Ao responderem sobre como selecionam os conteúdos que serão trabalhados, parte deles afirmou ser em parceria com os professores que lecionam as mesmas disciplinas em outras unidades de internação, no dia do planejamento. Houve também quem dissesse que era a partir do livro didático e das vivências dos alunos. Apenas um professor afirmou utilizar a matriz curricular.

Sobre a avaliação que fazem em relação à EJA nos centros educacionais, os educadores disseram: “é bem intencionada, mas precisava melhorar em vários aspectos”; “uma porta de engajamento para o futuro dos adolescentes”; “é diferenciada, pois os educandos, na maioria não tem nenhum interesse” e “é preciso algo inovador”.

Para relacionar a prática educativa destes professores com o que é proposto pela Educação Popular para EJA, solicitei que falassem sobre suas metodologias de ensino e se adotavam nestas os princípios defendidos por Paulo Freire. Todos afirmaram positivamente e informaram o modo como aplicam: “ensinando-aprendendo-ensinando”; “quando dou abertura para o adolescente se expressar” e “a partir da leitura de mundo dos alunos”.

Por fim, pedi que relacionassem aspectos indispensáveis de serem desenvolvidos em sala de aula. Eles expuseram: autoestima, conteúdos, valores, temas por semana, letramento, temas transversais, aprendizagem, respeito, cordialidade, comprometimento, amizade, educação e valorização.

Para refletir sobre os dados expostos, utilizo um conceito de docente-educador de Arroyo (2011, p.51): “não é ser fiel a rituais preestabelecidos, mas se guiar pela sensibilidade para o real, a vida real, sua e dos educandos e criar, inventar, transgredir em função de opções políticas, éticas”. Este recorte representa bem quem e como deve ser o educador de jovens.

Vejo que algumas mudanças ainda são necessárias para que os educadores dos centros socioeducativos possam realizar um trabalho mais comprometido com a

transformação social.

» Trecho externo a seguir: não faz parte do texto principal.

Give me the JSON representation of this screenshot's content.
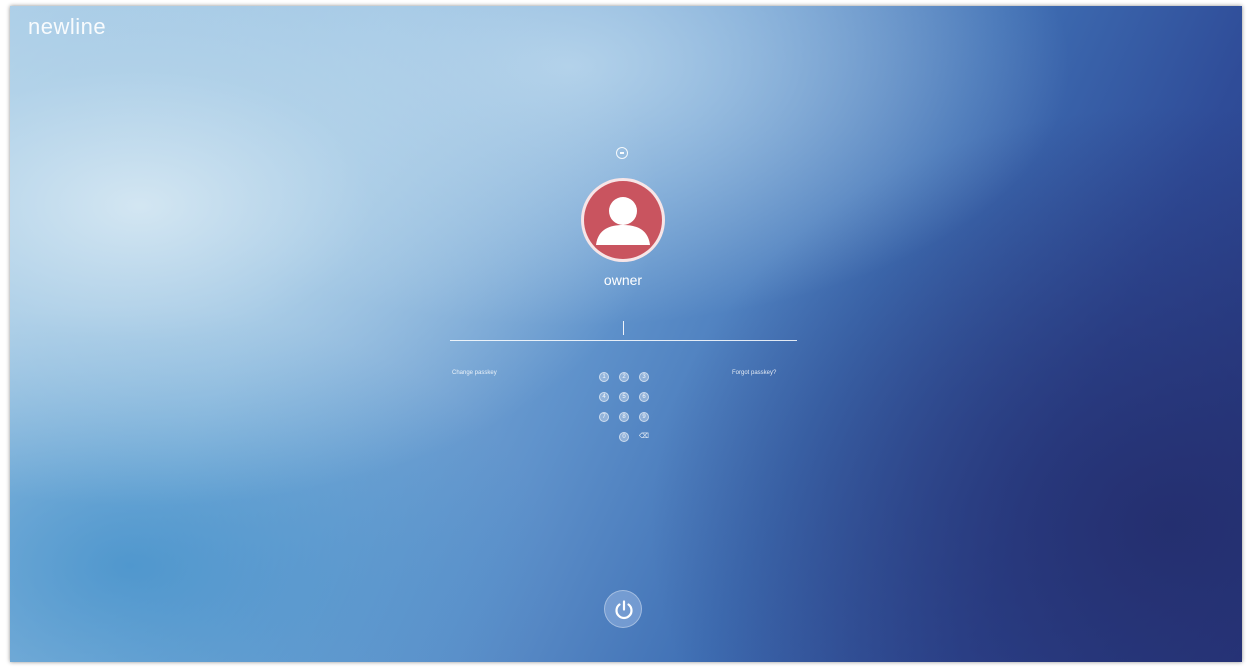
{
  "brand": {
    "name": "newline"
  },
  "user": {
    "name": "owner",
    "avatar_color": "#c9545f"
  },
  "icons": {
    "switch_user": "switch-user-icon",
    "avatar": "person-icon",
    "power": "power-icon",
    "backspace": "backspace-icon"
  },
  "password": {
    "value": "",
    "placeholder": ""
  },
  "links": {
    "change_password": "Change passkey",
    "forgot_password": "Forgot passkey?"
  },
  "keypad": {
    "keys": [
      "1",
      "2",
      "3",
      "4",
      "5",
      "6",
      "7",
      "8",
      "9",
      "0"
    ],
    "backspace_label": "⌫"
  }
}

Focando a reflexão apenas no educador, percebo que há falhas quanto à formação profissional, expostas em momentos como os de não saberem definir currículo, ou de contradizer a teoria que adotam com a prática que aplicam. Os professores parecem ainda perdidos quanto suas funções sociais com o grupo com que trabalham.

Ainda percebo presente na prática destes, resquícios de experiências vividas e reproduzidas em salas de aula. Práticas como a reflexão sobre sua ação pedagógica não parecem habituais entre os docentes. O desestímulo, fruto das dificuldades em desenvolver o trabalho, da desvalorização profissional e da falta de boas condições parecem também influenciar no modo como pensam e agem no cotidiano escolar. Por traz disso, pode haver a descrença oculta na ressocialização dos adolescentes, já que acreditam que a falta de interesse dos alunos é o maior responsável pelos fracassos escolares.